GOMA, Democratic Republic of Congo – When the M23 rebellion broke out, observers were divided over whether the smuggling ring led by wanted warlord Bosco Ntaganda would continue to help fund the rebellion, or would be hampered by the fact that most ex-officers of the National Congress for the Defense of the People, or CNDP, were needed in the bush to join Ntaganda’s mutiny. A confidential report by the U.N. Group of Experts on Congo, leaked to Reuters news agency last week, makes clear which way that scenario played out.
“Several traders have contributed to finance M23 rebels out of profits resulting from smuggling Congolese minerals into Rwanda,” the report states.
A recent scandal in Goma—in which two tons of coltan were intercepted allegedly en route to Rwanda—offers an illustration of how those networks operate locally, shielded from scrutiny by the authority of the Congolese army and protected by the patronage system long enjoyed by elements of the National Congress for the Defense of the People, or CNDP, and its affiliates.
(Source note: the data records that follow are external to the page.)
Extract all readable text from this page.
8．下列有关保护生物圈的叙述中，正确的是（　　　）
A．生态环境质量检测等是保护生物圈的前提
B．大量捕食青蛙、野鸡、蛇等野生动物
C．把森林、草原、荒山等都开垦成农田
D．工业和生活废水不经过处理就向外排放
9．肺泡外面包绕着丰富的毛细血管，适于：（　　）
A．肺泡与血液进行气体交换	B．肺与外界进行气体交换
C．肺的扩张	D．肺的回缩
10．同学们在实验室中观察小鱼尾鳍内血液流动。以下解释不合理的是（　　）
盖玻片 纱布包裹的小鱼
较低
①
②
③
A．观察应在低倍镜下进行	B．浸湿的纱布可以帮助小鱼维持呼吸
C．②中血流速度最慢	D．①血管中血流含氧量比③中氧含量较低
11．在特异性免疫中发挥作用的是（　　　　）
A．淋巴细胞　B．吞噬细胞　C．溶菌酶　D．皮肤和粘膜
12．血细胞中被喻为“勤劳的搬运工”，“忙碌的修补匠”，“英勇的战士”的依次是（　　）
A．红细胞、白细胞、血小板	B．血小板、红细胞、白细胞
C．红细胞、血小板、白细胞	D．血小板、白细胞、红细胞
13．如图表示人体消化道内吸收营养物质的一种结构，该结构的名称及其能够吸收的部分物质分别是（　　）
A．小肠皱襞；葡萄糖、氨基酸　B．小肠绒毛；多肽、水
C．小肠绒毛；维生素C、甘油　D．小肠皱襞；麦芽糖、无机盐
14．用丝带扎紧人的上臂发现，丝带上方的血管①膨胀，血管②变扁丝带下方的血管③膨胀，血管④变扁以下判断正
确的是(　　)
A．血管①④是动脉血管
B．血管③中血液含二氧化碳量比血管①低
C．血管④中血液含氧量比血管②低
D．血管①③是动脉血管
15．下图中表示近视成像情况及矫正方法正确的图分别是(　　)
The central figure in the scandal, Ex-CNDP Lt. Col. Innocent Nyabihiri Bazige, was thought to be part of the Congolese army’s “battalions blessés” in Goma—units of soldiers who are not given official assignments because they are injured but are allowed to maintain their official status as Congolese soldiers. But Lt. Col. Bazige could not prove before the North Kivu military court that he is a sworn in senior officer of the Congolese government’s forces and neither could his bodyguards. Lt. Col. Bazige appeared before the court earlier this month in a public trial along with two of his bodyguards, accused of armed robbery and criminal conspiracy.